Wed Nov 7 18:05:57 UTC 2018

On Wednesday, 7 November 2018 at 17:37:11 UTC, Neia Neutuladh 
wrote:
> On Wed, 07 Nov 2018 15:51:13 +0000, Jonathan Marler wrote:
>> I hadn't seen that you provided a link to the file.  After I 
>> found it, I played with it a bit.  It looks like if you add a 
>> UTF-8 BOM in the beginning then DMD successfully parses it. 
>> However, from my quick scan of lexer.d, I didn't see anywhere 
>> in the code that actually changes how it decodes the file 
>> based on the the presence of the BOM.  Does anyone know if it 
>> does?  Is DMD supposed to allow multi-byte UTF-8 characters if 
>> there is no BOM?  If so, then this is a bug.
>
> It can handle multibyte UTF8 characters without a byte order 
> mark.
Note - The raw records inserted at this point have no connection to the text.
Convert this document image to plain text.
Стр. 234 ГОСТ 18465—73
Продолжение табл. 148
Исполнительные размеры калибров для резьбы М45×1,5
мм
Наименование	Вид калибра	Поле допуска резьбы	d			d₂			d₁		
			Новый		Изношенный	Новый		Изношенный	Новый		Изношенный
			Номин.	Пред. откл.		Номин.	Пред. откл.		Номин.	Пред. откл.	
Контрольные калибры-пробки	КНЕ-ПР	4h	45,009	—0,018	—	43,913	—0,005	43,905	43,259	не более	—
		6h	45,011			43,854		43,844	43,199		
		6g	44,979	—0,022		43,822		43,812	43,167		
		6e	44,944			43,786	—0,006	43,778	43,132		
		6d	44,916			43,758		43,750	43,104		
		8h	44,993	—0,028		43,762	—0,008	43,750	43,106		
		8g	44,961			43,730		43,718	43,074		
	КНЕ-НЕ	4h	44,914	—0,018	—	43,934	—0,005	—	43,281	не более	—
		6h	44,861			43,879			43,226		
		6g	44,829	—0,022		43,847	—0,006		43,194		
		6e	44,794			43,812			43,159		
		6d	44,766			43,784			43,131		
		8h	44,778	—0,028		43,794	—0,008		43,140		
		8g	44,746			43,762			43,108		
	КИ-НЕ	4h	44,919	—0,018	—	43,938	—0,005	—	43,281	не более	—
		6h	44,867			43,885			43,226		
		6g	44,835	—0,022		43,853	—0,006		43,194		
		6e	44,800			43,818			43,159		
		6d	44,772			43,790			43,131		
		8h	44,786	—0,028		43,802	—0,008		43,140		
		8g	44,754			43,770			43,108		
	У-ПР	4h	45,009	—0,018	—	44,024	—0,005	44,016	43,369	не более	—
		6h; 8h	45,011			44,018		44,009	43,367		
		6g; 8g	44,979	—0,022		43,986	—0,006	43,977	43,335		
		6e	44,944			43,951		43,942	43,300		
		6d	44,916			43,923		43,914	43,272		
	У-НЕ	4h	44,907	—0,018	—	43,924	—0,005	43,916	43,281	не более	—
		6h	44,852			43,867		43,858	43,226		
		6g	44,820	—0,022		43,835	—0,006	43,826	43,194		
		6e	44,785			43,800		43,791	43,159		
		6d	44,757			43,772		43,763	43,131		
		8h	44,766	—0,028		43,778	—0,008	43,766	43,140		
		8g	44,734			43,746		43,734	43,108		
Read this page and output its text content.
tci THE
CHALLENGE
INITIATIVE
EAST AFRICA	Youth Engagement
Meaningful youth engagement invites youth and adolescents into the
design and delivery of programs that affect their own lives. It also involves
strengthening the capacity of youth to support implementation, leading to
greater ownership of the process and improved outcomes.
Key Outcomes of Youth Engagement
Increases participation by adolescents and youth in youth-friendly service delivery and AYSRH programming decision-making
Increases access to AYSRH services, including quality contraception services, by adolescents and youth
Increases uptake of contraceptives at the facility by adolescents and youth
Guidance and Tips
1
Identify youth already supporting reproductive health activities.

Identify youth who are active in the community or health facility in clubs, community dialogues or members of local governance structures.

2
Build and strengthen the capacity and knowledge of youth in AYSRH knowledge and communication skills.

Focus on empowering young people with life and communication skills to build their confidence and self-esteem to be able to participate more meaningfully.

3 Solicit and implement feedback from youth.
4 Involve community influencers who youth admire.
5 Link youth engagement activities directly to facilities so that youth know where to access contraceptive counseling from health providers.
Should be straightforward to test this:
>
>   echo '/* ſ™🅻 */' > file.d
>   dmd -c file.d
>
> On dmd 2.081.1, the byte order mark changes nothing for me.

Ok, that matches what I saw in the code.  It looks like my editor 
was actually changing the file.  The encoding being used in that 
file is not valid UTF8, so the solution is to re-encode the files 
in utf8.